Department for Work & Pensions (DWP) research has shown awareness of auto-enrolment among the UK population is increasing, as the programme’s rollout continues.
Statistics from the government said 78% of those surveyed believed employers being compelled by law to provide pensions was a positive step.
The research also found around 50% of those surveyed said saving into a workplace pension was a “normal thing to do”, in a boost to the government’s policy.
Some 30% of those of working age have taken action as a result of the government’s advertising campaign for auto-enrolment, with around 25% having discussed second-pillar savings in a social environment.
The news comes as the government announced 4m people had now been auto-enrolled into a workplace pension scheme since the programme began in October 2012.
Pensions minister Steve Webb said: “Increasingly, people are waking up to the fact it pays to think about the future and consider the kind of retirement we want.
“But we still have a mountain to climb.

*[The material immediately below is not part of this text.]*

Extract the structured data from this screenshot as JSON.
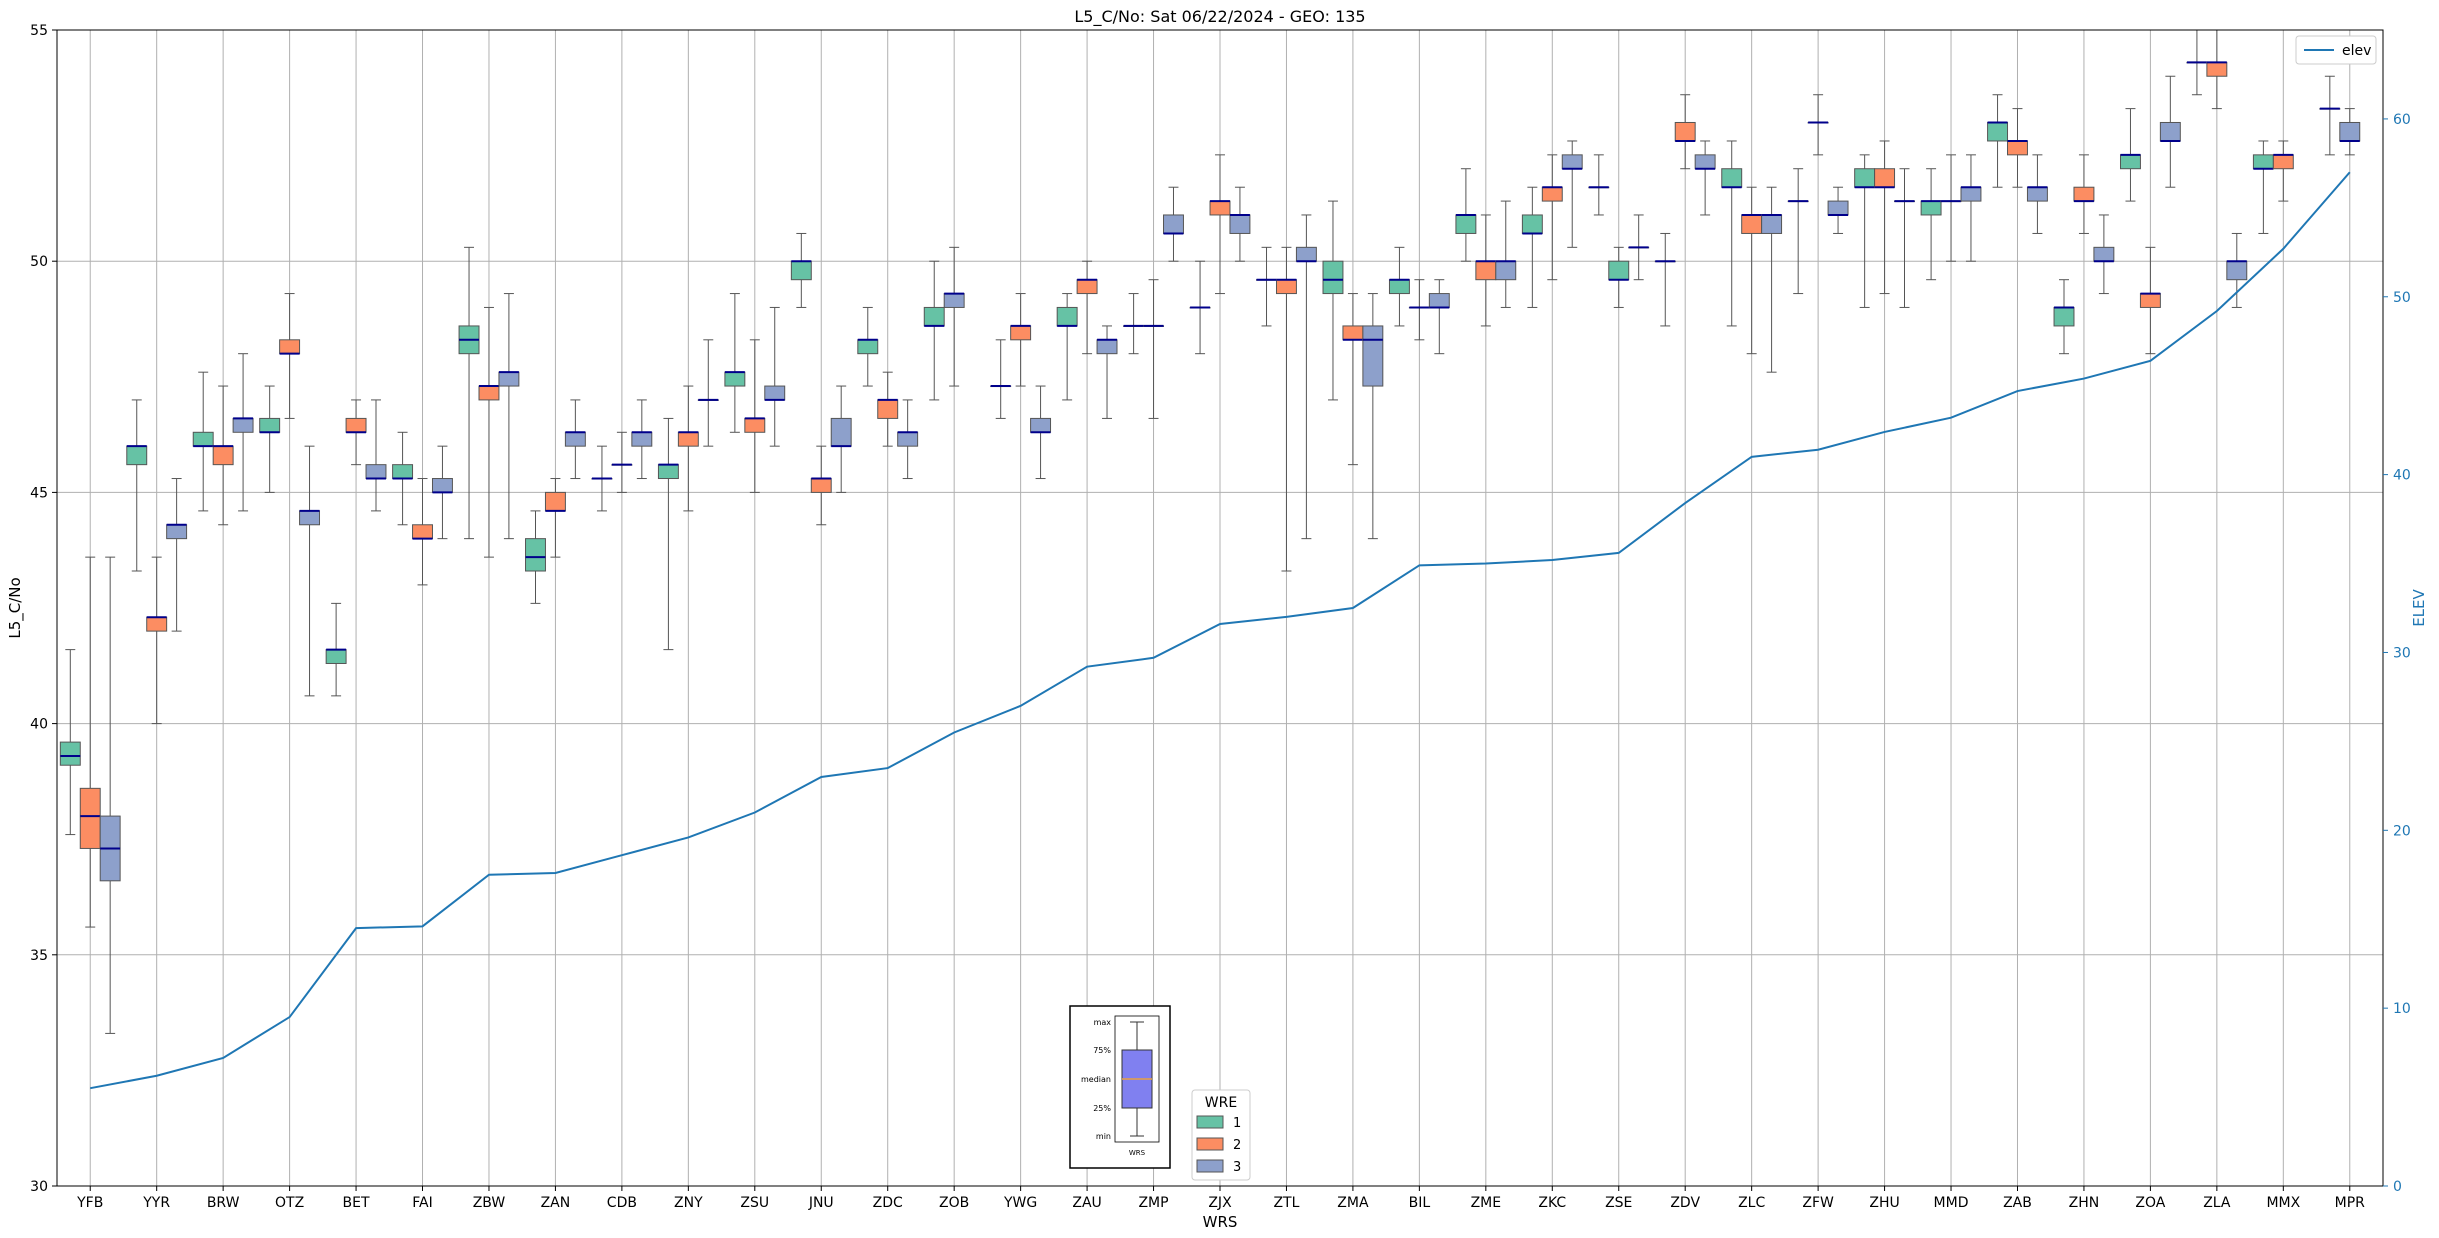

Recent DWP research found that close to half of working-age people are failing to save enough to maintain their standard of living into old age, so there is more to do.”
In other news, the DWP’s charge cap, aimed at protecting members being auto-enrolled into default investment strategies, has come under fire from one of the UK’s largest insurance mutuals.
Royal London Group (RLG) has told its shareholders the government grossly underestimated the impact estimates on pension companies.
The cap, which comes into force in April 2015, stops member-borne charges in DC auto-enrolment default investment funds being above 75 basis points.
The government estimates that, at the time of legislating, said industry revenue would be reduced by £200m (€250m) over a 10-year period.
Chief executive of RLG, Phil Loney, said the policy would have the opposite consequence to its intention.
“This government intervention will only distort a market that was already moving in favour of lower charges,” he said.
He said the impact at his own firm, plus other impact provisions from other pension providers, showed the DWP’s estimates to be incorrect.
Royal London said the £200m estimate could realistically increase to as high as £1bn.
“This seems to me to be an unacceptable margin for error in the government’s understanding of the impact of its actions and the size of the impact,” Loney said.
Despite the estimated £200m hit on the entire industry, insurers Standard Life and Scottish Widows have each already stated individual provisions of £160m and £100m, respectively.